A Turquia, que é membro da OTAN, também anunciou que não permitirá que navios de bandeira russa entrem no Estreito de Bósforo. Espera-se que isso também tenha um impacto significativo nos fluxos comerciais, com, aproximadamente, 445 navios de bandeira russa, que cruzaram o Bósforo por 4.500 vezes no ano passado.
Os portos da Rússia e da Ucrânia no Mar Negro são grandes centros de exportação de trigo, milho e petróleo bruto. Com a área do Mar Negro sendo a segunda maior região exportadora de grãos do mundo em 2021, com 111,2 milhões de toneladas de carga (Rússia e Ucrânia respondem por 30% das exportações globais de trigo), o impacto económico e agrícola desta crise ainda está por se revelar.
Estes últimos dias têm sido uma montanha-russa emocional para o mundo moderno. Com as feridas da pandemia apenas agora a começarem a cicatrizar, muitas organizações sentem-se confusas e sobrecarregadas com as consequências multifacetadas desta guerra nas suas operações em geral, bem como no seu domínio marítimo.
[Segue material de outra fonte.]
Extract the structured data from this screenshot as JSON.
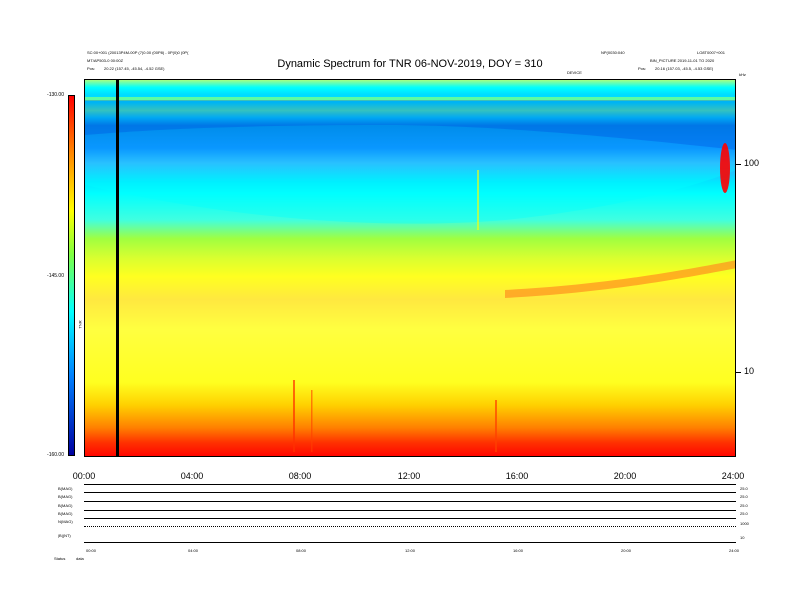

Em tempos tão complexos, a experiência em leitura dos acontecimentos em tempo real e percepção sobre os riscos marítimos, podem oferecer um nível de certeza e confiança, minimamente, necessárias. Tempos de crise exigem atos de abnegação e compromisso. Só isso permitirá que as organizações se beneficiem da compreensão do ecossistema marítimo no contexto da due diligence, conformidade com sanções, segurança e proteção, comércio e abastecimento de matéria-prima e transporte de contentores.